WeWork plans to unveil its filing for an initial public offering any day, per Bloomberg. The office-space rental company, which also dabbles in adult dorms, early childhood education, elevating the world’s consciousness, and unleashing superpowers, is looking to raise $3.5 billion in the second-biggest IPO of the year (after Uber), with its sights set on a September debut.
“The New York-based company will test public investors’ appetite for cash-burning startups,” says Bloomberg. Indeed, WeWork lost $1.9 billion last year. Uber, however, lost $5 billion in just the second quarter, so it’s all relative.
More than its cash-burning ways, WeWork’s IPO will test investor tolerance for made-up accounting metrics. You might recall “Community Adjusted EBITDA,” the gauge WeWork devised to measure net income before not only interest, taxes, depreciation, and amortization, but also “building- and community-level operating expenses,” a category that includes rent and tenancy expenses, utilities, internet, the salaries of building staff, and the cost of building amenities (which WeWork has described as “our largest category of expenses”).

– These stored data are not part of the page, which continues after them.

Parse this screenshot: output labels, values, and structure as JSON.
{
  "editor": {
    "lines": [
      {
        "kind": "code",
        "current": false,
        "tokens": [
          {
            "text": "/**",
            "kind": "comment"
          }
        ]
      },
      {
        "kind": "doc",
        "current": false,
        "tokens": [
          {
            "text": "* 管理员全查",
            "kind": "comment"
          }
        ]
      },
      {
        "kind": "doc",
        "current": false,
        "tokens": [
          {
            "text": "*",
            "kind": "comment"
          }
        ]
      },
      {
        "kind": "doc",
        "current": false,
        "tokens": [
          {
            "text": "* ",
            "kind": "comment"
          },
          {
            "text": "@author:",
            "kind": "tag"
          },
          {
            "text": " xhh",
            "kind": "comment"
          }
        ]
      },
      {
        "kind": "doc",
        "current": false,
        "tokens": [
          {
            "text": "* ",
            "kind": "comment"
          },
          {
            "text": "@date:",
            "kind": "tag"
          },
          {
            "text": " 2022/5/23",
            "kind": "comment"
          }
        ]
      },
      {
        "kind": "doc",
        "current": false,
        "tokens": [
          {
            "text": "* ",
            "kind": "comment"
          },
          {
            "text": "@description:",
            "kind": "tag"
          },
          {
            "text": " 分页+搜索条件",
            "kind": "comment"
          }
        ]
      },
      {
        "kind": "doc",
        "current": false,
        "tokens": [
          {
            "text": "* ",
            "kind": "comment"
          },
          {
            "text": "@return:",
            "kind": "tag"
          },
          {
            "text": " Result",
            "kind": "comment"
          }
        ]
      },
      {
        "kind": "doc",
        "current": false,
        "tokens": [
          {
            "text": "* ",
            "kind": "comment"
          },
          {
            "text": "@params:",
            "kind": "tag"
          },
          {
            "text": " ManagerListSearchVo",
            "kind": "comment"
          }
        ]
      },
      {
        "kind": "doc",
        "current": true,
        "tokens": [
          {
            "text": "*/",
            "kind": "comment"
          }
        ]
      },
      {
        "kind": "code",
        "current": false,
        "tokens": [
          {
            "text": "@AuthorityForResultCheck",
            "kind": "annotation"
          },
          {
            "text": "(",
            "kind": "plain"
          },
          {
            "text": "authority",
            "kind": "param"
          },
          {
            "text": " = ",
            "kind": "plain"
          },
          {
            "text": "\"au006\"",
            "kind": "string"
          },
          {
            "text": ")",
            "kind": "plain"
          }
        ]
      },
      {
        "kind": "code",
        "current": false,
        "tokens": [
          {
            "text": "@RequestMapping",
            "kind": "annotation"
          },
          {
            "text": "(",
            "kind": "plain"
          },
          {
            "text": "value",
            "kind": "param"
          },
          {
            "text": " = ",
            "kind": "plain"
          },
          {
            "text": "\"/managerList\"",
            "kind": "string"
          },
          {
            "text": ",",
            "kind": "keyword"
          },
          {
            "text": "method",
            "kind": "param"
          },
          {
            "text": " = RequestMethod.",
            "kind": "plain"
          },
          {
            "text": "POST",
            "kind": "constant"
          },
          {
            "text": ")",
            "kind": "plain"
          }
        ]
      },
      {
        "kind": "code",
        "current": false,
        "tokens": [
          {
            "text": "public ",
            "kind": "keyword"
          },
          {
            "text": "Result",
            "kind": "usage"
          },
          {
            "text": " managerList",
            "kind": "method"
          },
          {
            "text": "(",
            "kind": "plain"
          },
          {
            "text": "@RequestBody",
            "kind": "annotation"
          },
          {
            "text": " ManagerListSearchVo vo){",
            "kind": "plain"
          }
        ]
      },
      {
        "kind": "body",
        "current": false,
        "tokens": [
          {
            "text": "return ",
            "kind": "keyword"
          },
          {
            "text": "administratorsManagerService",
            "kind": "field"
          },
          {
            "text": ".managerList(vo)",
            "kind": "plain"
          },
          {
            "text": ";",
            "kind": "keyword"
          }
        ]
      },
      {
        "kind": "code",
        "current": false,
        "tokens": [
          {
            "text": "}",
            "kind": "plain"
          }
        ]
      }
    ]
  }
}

The fun with financial accounting doesn’t stop there. Here are some other “key financial measures” WeWork highlighted in an April 2018 bond offering document that could make an appearance in its IPO prospectus:
- ARPPM (annual average membership and service revenue per physical member). “[R]epresents our membership and service revenue (other than membership and service revenue generated from the sale of WeLive Memberships and related services) divided by the average of the number of WeWork Memberships as of the first day of each month in the period.” (Note: this is not just creative accounting, but also creative acronym construction.)
- Adjusted EBITDA before Growth Investments. “[A]n additional supplemental measure of our operating performance, which represents our Adjusted EBITDA further adjusted to remove other revenue and expenses (other than revenue that relates to management fee income from advisory services provided to Branded Locations) and what we define as ‘Growth Investments,’ which are sales and marketing expenses, growth and new market development expenses and pre-opening community expenses.”
- Location Contribution. “[R]epresents our membership and service revenue less total lease costs included in community operating expenses, both calculated in accordance with GAAP, excluding the impact of Adjustments for Impact of Straight-lining of Rent included in community operating expenses.”
Creative accounting is known in the business world as non-GAAP accounting: GAAP, or generally accepted accounting principles, being the legal standard for financial reporting. To be frank, companies invent these measures to take numbers they don’t love, but are required to report, and turn them into results that look more attractive in their earnings releases. A review by financial data platform FactSet found that since 2016, 75% of companies in the Dow Jones Industrial Average have reported non-GAAP earnings per share that exceeded their GAAP earnings, on average. (If you can’t outperform your own made-up metrics, what’s the point?)
Companies argue that non-GAAP numbers can be a more useful measure of their business. WeWork, for instance, said in last year’s bond document that “adjusted EBITDA before growth investments” is a useful measure of how the company performs when you ignore the cash it burns on expansion. Sure, we lose money now, WeWork is saying, but consider how much money we’d make if we flip this lever.
WeWork is far from the only company to dabble in these accounting acrobatics. Uber reports adjusted EBITDA, adjusted net revenue, and a series of other metrics derived from that (core platform adjusted net revenue, core platform contribution profit, and so on). Aleris International, a US aluminum company, provides not just adjusted EBITDA but also “further adjusted EBITDA.” The proliferation of non-GAAP measures has caught the eye of the US Securities and Exchange Commission, which has been sending companies a lot of stern letters about the practice.
It will be interesting to see what the SEC permits WeWork to include in its IPO filing. In the meantime, if WeWork or any other money-losing startups are looking for new ways to flatter their financials, Quartz has a handy list of ideas.